I make a lot of other questionable life choices like it’s my job, but I’ve never been wired to want to be first in anything. I’m like anti-competitive in that way. I pass on doorbuster sales, grand openings, waiting all night in line for tickets and even opening day of estate sales, despite my love of thrift. I will not wait in a long line just for the chance to take a number to look through other people’s cast-offs. I’m more a “come on the last day and load up for 75% off” kind of gal.
I’m less of an early adopter and more of the “let others get the kinks out first” type of person. I have never been the first to jump on board with new technology. It took me years to get a smartphone, a fitness tracker and even a laptop. For years, I worked from home every single day, tied down with a desktop computer that hailed from the 1900s! Regular pioneer life, I tell ya.
It’s only in the last few years that I’ve realized that there really is an “app for that” for just about everything. I use my smartphone to take photos, sure, but mainly for ordering food. Groceries, take out, fast food — doesn’t matter. I hop on and order on my app. That I can do.
There are certain milestones in a community that shape history forever. The founding of the town. The construction of the first public school. And, of course, the grand opening of a commercially franchised gas station. I’m not talking about your cute little local cinder-block building manned by a guy called “Pops.” No, I’m talking about the blindingly bright and shiny plastic creation that is a mash-up of practical needs: gas, air and restrooms — and an amusement park. With all the things to do at large-scale gas stations these days, can a waterpark be far behind? Free super tube slide with every fill up?
The advertising campaign for the grand opening started over a month earlier and made the Super Bowl look underfunded.
Let me start by saying that I don’t dislike gas stations. They perform a vital service. I dislike pushing a vehicle that has run out of gas. Therefore, I rely on them. I am fond of the way they offer random items like soda, potato chips and a light-up velvet rose for that hint of romance at 2 a.m.
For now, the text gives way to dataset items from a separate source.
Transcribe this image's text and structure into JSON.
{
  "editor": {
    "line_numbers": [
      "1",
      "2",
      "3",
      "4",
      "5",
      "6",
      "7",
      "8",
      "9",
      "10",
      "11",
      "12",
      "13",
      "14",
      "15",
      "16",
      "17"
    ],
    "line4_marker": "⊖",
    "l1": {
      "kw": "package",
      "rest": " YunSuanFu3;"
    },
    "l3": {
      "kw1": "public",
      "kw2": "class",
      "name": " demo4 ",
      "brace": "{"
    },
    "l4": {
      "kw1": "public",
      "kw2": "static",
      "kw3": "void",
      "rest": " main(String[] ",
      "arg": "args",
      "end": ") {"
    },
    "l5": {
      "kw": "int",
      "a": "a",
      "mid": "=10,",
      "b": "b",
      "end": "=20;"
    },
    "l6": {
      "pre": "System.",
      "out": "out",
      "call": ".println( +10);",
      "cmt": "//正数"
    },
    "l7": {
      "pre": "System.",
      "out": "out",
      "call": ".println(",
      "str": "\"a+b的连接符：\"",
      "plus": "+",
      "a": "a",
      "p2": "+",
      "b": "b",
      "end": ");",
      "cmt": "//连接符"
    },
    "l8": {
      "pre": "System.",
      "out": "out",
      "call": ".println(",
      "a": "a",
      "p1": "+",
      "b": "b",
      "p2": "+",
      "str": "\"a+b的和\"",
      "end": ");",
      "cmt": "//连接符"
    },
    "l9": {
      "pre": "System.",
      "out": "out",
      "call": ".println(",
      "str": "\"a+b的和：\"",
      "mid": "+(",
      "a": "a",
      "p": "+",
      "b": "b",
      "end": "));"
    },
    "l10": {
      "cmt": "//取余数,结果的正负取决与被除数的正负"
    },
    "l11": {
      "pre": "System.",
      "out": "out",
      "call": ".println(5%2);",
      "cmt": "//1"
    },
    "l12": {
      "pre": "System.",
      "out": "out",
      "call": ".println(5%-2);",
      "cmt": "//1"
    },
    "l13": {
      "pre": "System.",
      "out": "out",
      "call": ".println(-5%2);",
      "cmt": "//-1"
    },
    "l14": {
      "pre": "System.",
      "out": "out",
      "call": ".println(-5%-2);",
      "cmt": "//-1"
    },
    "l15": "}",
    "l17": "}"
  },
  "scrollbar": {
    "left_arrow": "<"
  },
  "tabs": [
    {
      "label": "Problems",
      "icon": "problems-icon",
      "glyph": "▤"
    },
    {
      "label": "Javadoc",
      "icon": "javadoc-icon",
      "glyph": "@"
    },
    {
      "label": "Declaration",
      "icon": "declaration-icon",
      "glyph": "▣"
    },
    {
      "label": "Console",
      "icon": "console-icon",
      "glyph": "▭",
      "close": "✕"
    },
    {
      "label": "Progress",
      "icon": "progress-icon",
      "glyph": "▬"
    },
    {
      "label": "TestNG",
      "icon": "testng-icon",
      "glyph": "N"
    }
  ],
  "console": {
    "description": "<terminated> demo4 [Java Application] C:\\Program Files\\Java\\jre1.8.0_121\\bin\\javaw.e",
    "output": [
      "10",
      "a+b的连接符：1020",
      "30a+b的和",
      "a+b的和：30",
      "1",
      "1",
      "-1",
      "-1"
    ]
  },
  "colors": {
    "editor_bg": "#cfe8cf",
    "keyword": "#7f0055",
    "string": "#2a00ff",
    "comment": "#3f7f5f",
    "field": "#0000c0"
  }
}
I admire the marketing that somehow convinces us that paying nearly $4 a gallon for gas is a real deal because we are amassing “reward points.” Nonetheless, harkening back to my deep hatred of standing in line, celebrating a gas station’s birth is where I draw the line.
Hoopla
I happened to drive by when the countdown began. There was definitely a fair amount of hoopla. People were chanting, I kid you not. I was told there were free hats, can koozies and other goodies — I wouldn’t know. I did not attend. I feel it is only right, as a bona fide curmudgeon, to allow someone with a better attitude and outlook on the whole thing to have my spot.
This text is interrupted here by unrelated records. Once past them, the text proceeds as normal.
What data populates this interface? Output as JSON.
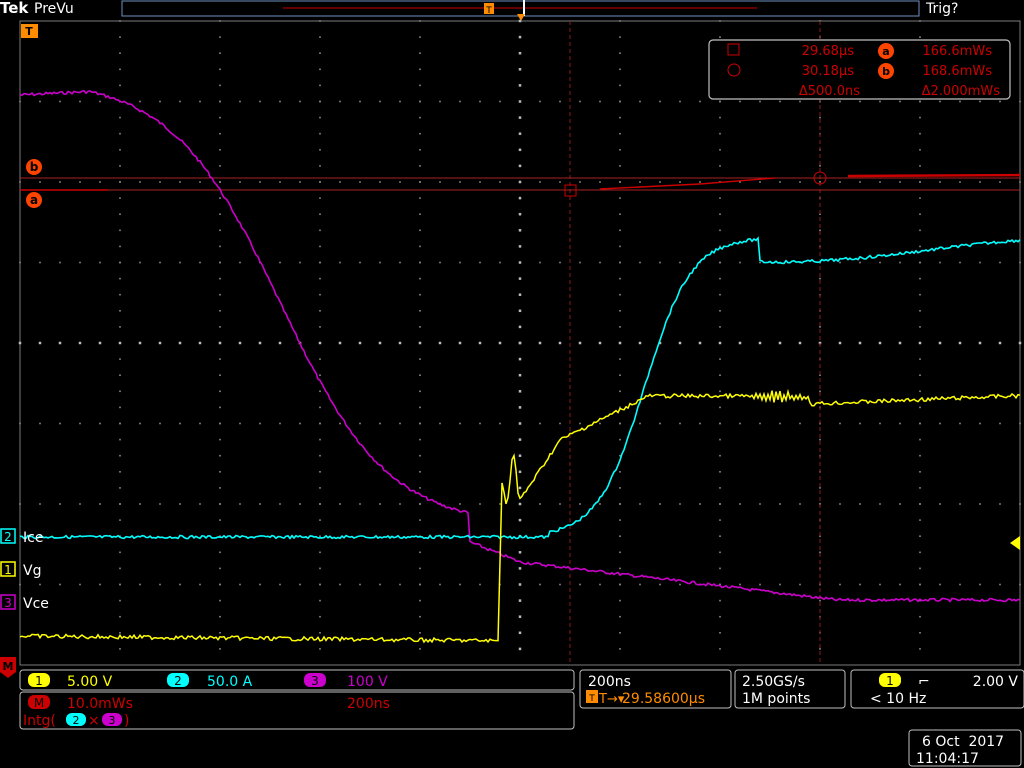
{
  "header": {
    "brand": "Tek",
    "mode": "PreVu",
    "trigger_status": "Trig?",
    "trigger_marker": "T"
  },
  "cursor_readout": {
    "a_time": "29.68µs",
    "a_value": "166.6mWs",
    "b_time": "30.18µs",
    "b_value": "168.6mWs",
    "delta_time": "Δ500.0ns",
    "delta_value": "Δ2.000mWs",
    "a_label": "a",
    "b_label": "b"
  },
  "channels": [
    {
      "num": "1",
      "name": "Vg",
      "scale": "5.00 V",
      "color": "#ffff00"
    },
    {
      "num": "2",
      "name": "Ice",
      "scale": "50.0 A",
      "color": "#00ffff"
    },
    {
      "num": "3",
      "name": "Vce",
      "scale": "100 V",
      "color": "#cc00cc"
    }
  ],
  "math": {
    "label": "M",
    "scale": "10.0mWs",
    "timebase": "200ns",
    "expression": "Intg(",
    "expression_ch_a": "2",
    "expression_op": "×",
    "expression_ch_b": "3",
    "expression_close": ")",
    "color": "#cc0000"
  },
  "horizontal": {
    "scale": "200ns",
    "position": "29.58600µs",
    "position_prefix": "T→▾"
  },
  "acquisition": {
    "sample_rate": "2.50GS/s",
    "record_length": "1M points"
  },
  "trigger": {
    "source": "1",
    "slope": "⌐",
    "level": "2.00 V",
    "frequency": "< 10 Hz"
  },
  "datetime": {
    "date": "6 Oct  2017",
    "time": "11:04:17"
  },
  "colors": {
    "ch1": "#ffff00",
    "ch2": "#00ffff",
    "ch3": "#cc00cc",
    "math": "#cc0000",
    "cursor": "#cc0000",
    "ui_orange": "#ff8c00",
    "grid": "#9a9a9a",
    "panel_border": "#bfbfbf"
  }
}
With 25 cents off per gallon, it made perfect sense that you really couldn’t get close to the pumps for most of the morning, I’m told. The next morning, the fuss evaporated. The gas station was just a gas station again: a place to buy beef jerky, lottery tickets and 99-cent, ice-cold sodas served in cups the size of a grain silo.
Of course, we could not resist the siren song of the newness for long. Within a week, we stopped by the new place to fill up and order some jalapeno poppers — as one does at a gas station. It was really nice, even though Mr. Wonderful became frustrated at the sun glare on the touchpad ordering kiosk because we are very old and want to just TALK to actual people.
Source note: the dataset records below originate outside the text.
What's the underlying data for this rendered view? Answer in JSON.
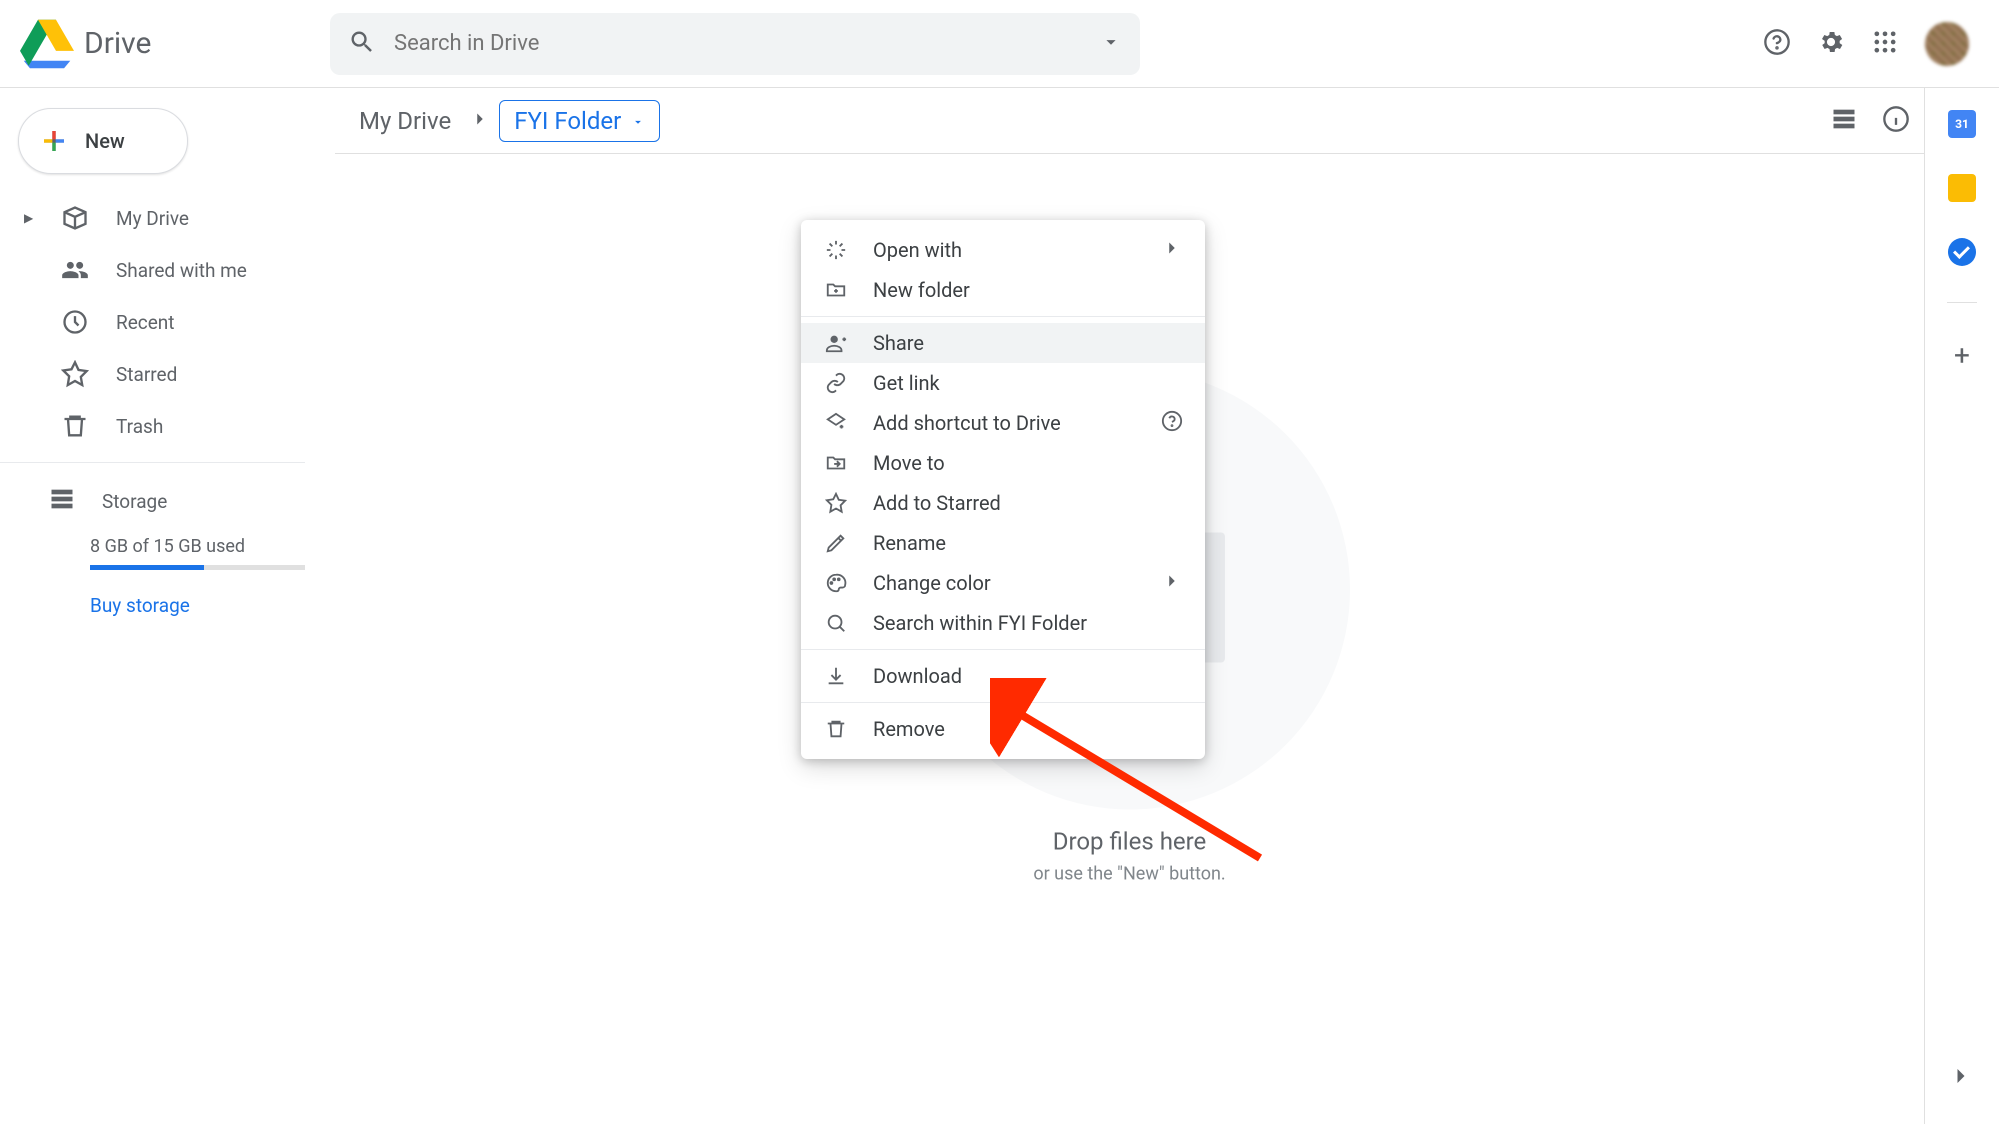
{
  "app": {
    "title": "Drive"
  },
  "search": {
    "placeholder": "Search in Drive"
  },
  "new_button": "New",
  "sidebar": {
    "items": [
      {
        "label": "My Drive",
        "icon": "drive-icon",
        "expandable": true
      },
      {
        "label": "Shared with me",
        "icon": "shared-icon"
      },
      {
        "label": "Recent",
        "icon": "clock-icon"
      },
      {
        "label": "Starred",
        "icon": "star-icon"
      },
      {
        "label": "Trash",
        "icon": "trash-icon"
      }
    ],
    "storage_label": "Storage",
    "storage_text": "8 GB of 15 GB used",
    "storage_used_pct": 53,
    "buy_label": "Buy storage"
  },
  "breadcrumb": {
    "root": "My Drive",
    "current": "FYI Folder"
  },
  "context_menu": {
    "items": [
      {
        "label": "Open with",
        "icon": "open-with-icon",
        "submenu": true
      },
      {
        "label": "New folder",
        "icon": "new-folder-icon"
      },
      {
        "sep": true
      },
      {
        "label": "Share",
        "icon": "person-add-icon",
        "hover": true
      },
      {
        "label": "Get link",
        "icon": "link-icon"
      },
      {
        "label": "Add shortcut to Drive",
        "icon": "shortcut-icon",
        "help": true
      },
      {
        "label": "Move to",
        "icon": "move-icon"
      },
      {
        "label": "Add to Starred",
        "icon": "star-outline-icon"
      },
      {
        "label": "Rename",
        "icon": "pencil-icon"
      },
      {
        "label": "Change color",
        "icon": "palette-icon",
        "submenu": true
      },
      {
        "label": "Search within FYI Folder",
        "icon": "search-in-icon"
      },
      {
        "sep": true
      },
      {
        "label": "Download",
        "icon": "download-icon"
      },
      {
        "sep": true
      },
      {
        "label": "Remove",
        "icon": "trash-outline-icon"
      }
    ]
  },
  "empty": {
    "title": "Drop files here",
    "subtitle": "or use the \"New\" button."
  }
}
For my part, I couldn’t get the app to load my new “rewards card” because the verification email kept going to my SPAM folder. Despite these obstacles, we did finally manage to get signed up, verified six ways from Sunday, pump gas AND get some snacks. It was a nice time.
Pulling away from the pumps, we marveled at this growth in our tiny village. At that very moment, our bank alerted us that we had been charged four times for the same drive-thru order due to a little glitch. So there was nothing “grand” about that.